#01「Left」-1

眼下にぽつりぽつりと灯りが見え始めた。
家の窓から漏れる灯りは、紛れもなくそこに誰かが生活している、存在しているという証だ。それが今の自分にはまるで想像が出来ない。自分とはかけ離れた世界に思える。
少し赤毛の混じったブロンドの客室乗務員が、早口で英語を言いながら歩いてくる。何を言っているかは全く理解出来ないけれど、どうやらテーブルとイスを戻すように言っているらしい。ジェスチャーで何とか理解出来た。
目の前にあるテレビモニターの航路から、私の乗った飛行機がもうまもなくジョンFケネディ空港へ到着するのが分かる。
――長かった。
十三時間の空の旅もだけれど、それより、ニューヨークに行くと決めてから、ここまでやって来るのが思いのほか大変だった。
留学の手続きに始まって、航空券とアパートの手配、アメリカでも取引が出来る口座の開設、携帯電話の解約。それから必要な物を揃えて、持っていくものを厳選する。
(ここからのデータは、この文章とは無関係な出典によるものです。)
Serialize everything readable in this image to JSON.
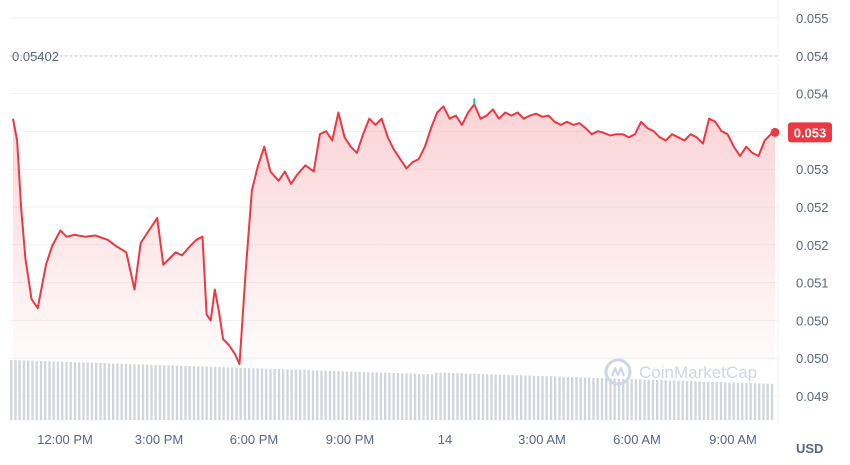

何より一番大変だったのは、父親の説得。父親があれほど反対するとは思わなかった。三十を二年だけ手前にする娘に、まるで高校生の娘が学校をやめて放浪の旅に出る、と言いだしたかのような慌てぶりだった。心配性なのは昔から。頑固で自分の意見を通そうとするのも昔から。
そんな父親の血をひいている私が不安を感じなかった訳がない。不安で不安で、やっぱり留学なんて辞めようかと何度も思った。
でも決めたのだ。最終的には行くって決めたのだ。だから私は一歩も譲らなかった。頑固で自分の意見を通そうとする父親に倣って。結局、納得なんてしてくれなかったけど、最後まで不機嫌な顔をしていたけれど、それでも私はニューヨークに行くことを通した。成田まで送ってくれた母親が「あんたの好きにしなさい」って言ってくれたのが、今の私の支えになっている。